Lily hooks her arm through mine and steers me toward the market. “Come on. I need your opinion on whether we should get the good cheese or the cheap cheese.”
“There’s a difference?”
“Oh, Blue. You poor, cheese-deprived child. We have so much to teach you.”
The market is busy for a town of this size. The market smells like a collision of everything from fresh bread from the bakery stall to grilled meat from the food trucks, to the sweet rot of overripe peaches, to car exhaust from the parking lot. It’s overwhelming after three years of nothing but pine and earth. The noise and motion set my wolf on edge at first, her hackles raised, scanning for threats. But Lily chatters on beside me, and nobody stares too long, so after a few minutes the tension in my shoulders begins to ease.
I’m comparing two bags of dried pasta, one of which costs twice as much for no reason I can figure out, when Lily pulls me toward a stall selling winter scarves. She holds one up to my face and declares it “perfect for your colouring,” which I’m pretty sure is something she heard her grandmother say.
I’m about to tell her I don’t need a scarf when I see him.
My entire body locks up.
He’s standing twenty feet away, near the diner entrance, talking to another male. Leaning against the wall with that same lazy posture I remember. That same tilt of his head, that same easy, careless way of standing, like the world exists for his entertainment and he’s just deciding which part to play with next.
Stuart.
I haven’t said that name, even to myself, in years. But my body remembers him, and my hands go numb. The market noise drops away until all I can hear is my own blood rushing in my head. My scent turns, I can smell it going sharp and sour. Fear leaks out of me.
He’s older now. Broader. Filled out into the kind of alpha that turns heads. His dark hair is shorter than I remember. But it’s him. I’d know that face anywhere, even in a crowd, even after a hundred years. The face of the boy who told me I was special,who said he loved me. Who held my hand and made me believe, for one stupid, naïve month, that not all alphas were the same.
Sophie and I had been the only two omegas in the pack. Well, us and old Martha, but she was past childbearing age and barely counted in the alphas’ eyes. I was to “service” the new generation. What I hadn’t known at the time was that Sophie had negotiated with the head alpha; I was off-limits until I turned eighteen. But what if they could get the off-limits omega into bed before then? What if they could make her break the rules herself? That was the wager, and Stuart won.
Stuart’s head snaps in my direction. His eyes meet mine across the market. He holds my eye for a beat. Then he smiles.
The ground tilts beneath my feet. My wolf whimpers and retreats somewhere deep inside me.
I need to get out of here. Need to turn around and walk away before he looks in this direction. My brain knows this. My legs don’t cooperate.
“Blue?” Lily’s voice comes from somewhere beside me. “Blue, what’s wrong?
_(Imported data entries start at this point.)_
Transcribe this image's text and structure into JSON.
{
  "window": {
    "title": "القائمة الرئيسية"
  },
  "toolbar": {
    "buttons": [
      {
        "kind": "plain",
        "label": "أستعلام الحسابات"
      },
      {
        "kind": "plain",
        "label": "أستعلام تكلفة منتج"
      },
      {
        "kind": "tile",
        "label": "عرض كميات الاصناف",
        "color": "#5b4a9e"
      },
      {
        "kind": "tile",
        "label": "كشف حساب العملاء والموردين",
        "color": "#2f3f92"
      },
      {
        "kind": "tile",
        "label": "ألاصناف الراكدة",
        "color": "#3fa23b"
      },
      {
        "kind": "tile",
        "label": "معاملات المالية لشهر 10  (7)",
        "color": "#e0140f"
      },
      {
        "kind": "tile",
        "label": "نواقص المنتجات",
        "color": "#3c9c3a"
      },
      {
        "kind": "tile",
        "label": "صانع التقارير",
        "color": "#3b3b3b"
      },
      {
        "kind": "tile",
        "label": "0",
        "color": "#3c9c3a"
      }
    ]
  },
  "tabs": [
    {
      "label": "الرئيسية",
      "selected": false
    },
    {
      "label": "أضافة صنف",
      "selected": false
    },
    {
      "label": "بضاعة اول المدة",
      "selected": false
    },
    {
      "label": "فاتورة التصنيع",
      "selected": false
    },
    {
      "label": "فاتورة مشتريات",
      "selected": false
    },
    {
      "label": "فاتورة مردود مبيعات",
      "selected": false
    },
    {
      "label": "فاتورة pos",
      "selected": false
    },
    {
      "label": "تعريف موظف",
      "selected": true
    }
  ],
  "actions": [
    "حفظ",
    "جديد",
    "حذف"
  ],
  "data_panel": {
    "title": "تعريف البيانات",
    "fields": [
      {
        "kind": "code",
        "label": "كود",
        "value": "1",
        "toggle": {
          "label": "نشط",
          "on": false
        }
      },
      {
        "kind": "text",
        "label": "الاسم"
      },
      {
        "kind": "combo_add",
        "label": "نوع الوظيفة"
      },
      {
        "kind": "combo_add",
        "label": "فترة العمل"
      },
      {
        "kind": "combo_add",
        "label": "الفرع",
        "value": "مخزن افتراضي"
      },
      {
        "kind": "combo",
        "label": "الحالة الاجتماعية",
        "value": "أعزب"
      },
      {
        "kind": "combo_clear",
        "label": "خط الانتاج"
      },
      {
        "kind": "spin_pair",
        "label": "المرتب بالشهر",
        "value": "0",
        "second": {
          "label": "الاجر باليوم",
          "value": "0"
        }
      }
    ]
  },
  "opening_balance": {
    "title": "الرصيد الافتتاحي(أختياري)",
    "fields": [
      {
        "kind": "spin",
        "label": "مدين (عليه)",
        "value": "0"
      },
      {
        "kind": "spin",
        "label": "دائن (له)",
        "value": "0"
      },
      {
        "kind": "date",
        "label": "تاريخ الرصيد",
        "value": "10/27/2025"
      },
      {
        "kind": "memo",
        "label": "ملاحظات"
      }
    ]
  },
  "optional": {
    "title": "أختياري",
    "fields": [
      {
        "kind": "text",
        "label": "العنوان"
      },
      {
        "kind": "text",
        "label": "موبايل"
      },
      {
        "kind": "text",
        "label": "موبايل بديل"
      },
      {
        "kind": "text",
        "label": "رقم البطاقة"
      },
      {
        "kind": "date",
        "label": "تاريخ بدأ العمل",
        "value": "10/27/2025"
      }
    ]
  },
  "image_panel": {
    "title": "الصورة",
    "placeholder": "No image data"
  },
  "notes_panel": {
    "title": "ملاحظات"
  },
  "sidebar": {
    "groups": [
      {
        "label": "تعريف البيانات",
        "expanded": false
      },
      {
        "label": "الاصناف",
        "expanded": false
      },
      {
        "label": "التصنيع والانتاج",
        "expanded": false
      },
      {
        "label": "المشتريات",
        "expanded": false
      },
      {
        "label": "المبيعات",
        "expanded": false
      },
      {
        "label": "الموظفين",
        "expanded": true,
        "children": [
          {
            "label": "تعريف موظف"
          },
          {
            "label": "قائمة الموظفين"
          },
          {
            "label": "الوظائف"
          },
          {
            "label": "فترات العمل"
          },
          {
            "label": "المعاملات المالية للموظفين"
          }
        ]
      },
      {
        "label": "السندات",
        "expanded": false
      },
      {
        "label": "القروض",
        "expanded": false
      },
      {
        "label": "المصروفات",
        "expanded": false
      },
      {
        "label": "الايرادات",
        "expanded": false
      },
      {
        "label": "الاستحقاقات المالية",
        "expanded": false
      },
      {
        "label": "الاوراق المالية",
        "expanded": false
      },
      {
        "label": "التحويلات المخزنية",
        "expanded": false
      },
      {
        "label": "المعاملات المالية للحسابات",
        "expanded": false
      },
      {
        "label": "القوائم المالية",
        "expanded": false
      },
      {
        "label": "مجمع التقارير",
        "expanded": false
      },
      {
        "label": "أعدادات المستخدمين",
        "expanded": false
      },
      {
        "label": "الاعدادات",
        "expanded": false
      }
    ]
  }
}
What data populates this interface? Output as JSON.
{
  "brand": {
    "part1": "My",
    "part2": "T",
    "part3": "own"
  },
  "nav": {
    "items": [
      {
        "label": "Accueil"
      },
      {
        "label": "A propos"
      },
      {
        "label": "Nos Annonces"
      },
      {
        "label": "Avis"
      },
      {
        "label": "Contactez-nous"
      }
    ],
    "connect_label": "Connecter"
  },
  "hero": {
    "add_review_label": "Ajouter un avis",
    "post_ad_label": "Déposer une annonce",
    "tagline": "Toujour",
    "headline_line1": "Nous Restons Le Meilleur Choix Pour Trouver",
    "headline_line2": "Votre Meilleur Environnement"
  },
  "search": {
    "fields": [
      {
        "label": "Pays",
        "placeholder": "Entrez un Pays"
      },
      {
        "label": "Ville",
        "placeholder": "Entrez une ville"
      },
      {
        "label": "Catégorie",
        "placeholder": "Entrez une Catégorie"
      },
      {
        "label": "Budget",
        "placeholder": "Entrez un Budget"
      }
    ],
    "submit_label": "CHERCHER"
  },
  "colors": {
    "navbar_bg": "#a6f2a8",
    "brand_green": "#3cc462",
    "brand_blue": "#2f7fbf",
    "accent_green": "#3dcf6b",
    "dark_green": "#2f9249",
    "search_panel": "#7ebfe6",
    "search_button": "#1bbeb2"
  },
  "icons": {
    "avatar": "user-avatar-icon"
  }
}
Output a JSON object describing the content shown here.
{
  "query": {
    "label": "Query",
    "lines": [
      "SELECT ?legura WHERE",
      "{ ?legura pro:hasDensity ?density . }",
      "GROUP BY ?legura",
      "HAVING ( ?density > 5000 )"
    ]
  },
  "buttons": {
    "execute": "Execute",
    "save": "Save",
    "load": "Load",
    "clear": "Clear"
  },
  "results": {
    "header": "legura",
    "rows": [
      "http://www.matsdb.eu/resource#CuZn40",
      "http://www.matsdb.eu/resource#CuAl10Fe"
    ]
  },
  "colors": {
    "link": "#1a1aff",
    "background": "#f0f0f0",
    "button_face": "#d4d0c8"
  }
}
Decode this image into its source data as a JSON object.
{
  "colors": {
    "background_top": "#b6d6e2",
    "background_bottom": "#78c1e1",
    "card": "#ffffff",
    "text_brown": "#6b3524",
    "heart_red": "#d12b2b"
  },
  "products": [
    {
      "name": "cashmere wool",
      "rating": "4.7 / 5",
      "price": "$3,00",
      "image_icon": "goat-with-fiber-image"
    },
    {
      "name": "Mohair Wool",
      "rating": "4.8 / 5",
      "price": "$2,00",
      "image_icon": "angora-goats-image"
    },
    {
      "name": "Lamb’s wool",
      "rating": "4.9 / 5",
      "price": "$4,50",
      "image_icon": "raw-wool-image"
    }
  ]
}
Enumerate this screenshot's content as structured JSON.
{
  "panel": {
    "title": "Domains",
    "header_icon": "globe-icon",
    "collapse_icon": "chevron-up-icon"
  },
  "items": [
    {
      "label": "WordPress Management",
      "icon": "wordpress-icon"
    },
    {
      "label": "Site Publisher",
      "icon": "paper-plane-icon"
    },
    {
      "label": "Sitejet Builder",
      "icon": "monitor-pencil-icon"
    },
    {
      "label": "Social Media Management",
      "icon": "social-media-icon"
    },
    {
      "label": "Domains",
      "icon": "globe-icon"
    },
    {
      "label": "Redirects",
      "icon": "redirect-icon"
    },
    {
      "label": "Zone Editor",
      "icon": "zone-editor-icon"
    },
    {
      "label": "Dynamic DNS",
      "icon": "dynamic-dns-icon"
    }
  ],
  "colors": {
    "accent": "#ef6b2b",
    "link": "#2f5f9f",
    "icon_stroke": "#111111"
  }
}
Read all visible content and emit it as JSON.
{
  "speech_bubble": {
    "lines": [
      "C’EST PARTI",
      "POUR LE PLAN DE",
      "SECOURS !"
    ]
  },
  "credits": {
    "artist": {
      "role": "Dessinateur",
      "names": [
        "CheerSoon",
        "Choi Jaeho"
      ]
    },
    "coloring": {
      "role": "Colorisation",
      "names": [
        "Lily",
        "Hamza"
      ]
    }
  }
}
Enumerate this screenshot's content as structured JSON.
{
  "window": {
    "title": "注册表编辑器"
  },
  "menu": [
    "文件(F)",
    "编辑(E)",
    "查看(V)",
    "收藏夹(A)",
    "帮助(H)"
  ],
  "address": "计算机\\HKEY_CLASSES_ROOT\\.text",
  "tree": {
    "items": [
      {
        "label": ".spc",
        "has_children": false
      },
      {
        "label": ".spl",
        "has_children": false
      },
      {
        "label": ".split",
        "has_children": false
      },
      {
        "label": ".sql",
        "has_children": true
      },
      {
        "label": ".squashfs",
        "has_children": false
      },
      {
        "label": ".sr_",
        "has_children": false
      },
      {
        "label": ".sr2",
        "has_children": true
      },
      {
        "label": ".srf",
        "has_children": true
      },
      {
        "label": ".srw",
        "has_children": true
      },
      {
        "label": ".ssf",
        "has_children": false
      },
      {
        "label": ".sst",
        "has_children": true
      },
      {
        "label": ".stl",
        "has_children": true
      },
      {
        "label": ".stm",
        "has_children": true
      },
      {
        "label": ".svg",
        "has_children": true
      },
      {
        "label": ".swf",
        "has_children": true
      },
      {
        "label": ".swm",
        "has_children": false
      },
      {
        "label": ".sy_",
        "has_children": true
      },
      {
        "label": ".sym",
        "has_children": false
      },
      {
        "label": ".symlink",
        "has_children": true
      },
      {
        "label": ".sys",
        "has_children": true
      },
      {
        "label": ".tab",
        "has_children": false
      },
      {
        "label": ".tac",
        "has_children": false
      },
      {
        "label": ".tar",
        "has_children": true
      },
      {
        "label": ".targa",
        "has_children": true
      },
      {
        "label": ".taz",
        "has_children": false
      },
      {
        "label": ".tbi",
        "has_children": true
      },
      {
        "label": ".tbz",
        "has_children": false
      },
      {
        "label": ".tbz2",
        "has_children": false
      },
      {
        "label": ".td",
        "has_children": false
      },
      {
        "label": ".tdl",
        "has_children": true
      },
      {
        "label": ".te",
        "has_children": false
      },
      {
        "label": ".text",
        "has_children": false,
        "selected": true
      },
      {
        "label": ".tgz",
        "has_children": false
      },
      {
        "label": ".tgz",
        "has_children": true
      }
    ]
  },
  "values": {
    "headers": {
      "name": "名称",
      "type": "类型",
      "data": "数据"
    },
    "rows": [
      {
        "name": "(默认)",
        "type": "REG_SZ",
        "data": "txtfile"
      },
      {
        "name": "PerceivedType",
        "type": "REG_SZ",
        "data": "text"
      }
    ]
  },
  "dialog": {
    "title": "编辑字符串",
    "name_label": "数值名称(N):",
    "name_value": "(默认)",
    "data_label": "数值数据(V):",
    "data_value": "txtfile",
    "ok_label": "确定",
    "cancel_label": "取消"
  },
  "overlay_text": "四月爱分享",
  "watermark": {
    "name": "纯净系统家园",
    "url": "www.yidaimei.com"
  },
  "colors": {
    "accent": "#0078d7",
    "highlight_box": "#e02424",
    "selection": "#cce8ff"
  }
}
You’re completely white.”
“Nothing.” The word comes out thin. I force my eyes away from him and look at Lily. My face must be bad because her expression goes from curious to alarmed in a second.
“I need to go,” I say. “I’ve got to get out of here. Now.”
“Okay,” Lily says, not arguing, not asking why, just taking my arm and turning me around. “Okay, let me take you to the truck.”
We walk. I keep my head down, resisting the urge to bolt. One foot in front of the other. I concentrate on breathing, on moving, on not looking back. Lily stays close, her hand on my elbow, steering me through the crowd.
I’m almost to the edge of the market when I make the mistake of glancing up.
Pam is watching me.
She’s standing near another stall with Maren, staring right at me. Our eyes meet, and for one long second, neither of us blinks. Then Pam looks at her phone, her head turning back towards it as if nothing had happened.
But she was watching. I know she saw my reaction.
I turn to run and slam into someone solid. Hands catch my shoulders to steady me.
“Whoa there, Blue. What’s the rush?” I hear Elias say.
I look up at him, and for a terrifying second, I see Stuart’s face superimposed over his. Another handsome alpha with an easy smile. Another liar waiting to happen.
“Don’t touch me,” I snarl, jerking away from his grip.
His hands fall away immediately. “Hey, what’s wrong? Did something happen?”
“Nothing,” I say. “I just want to go to the truck.”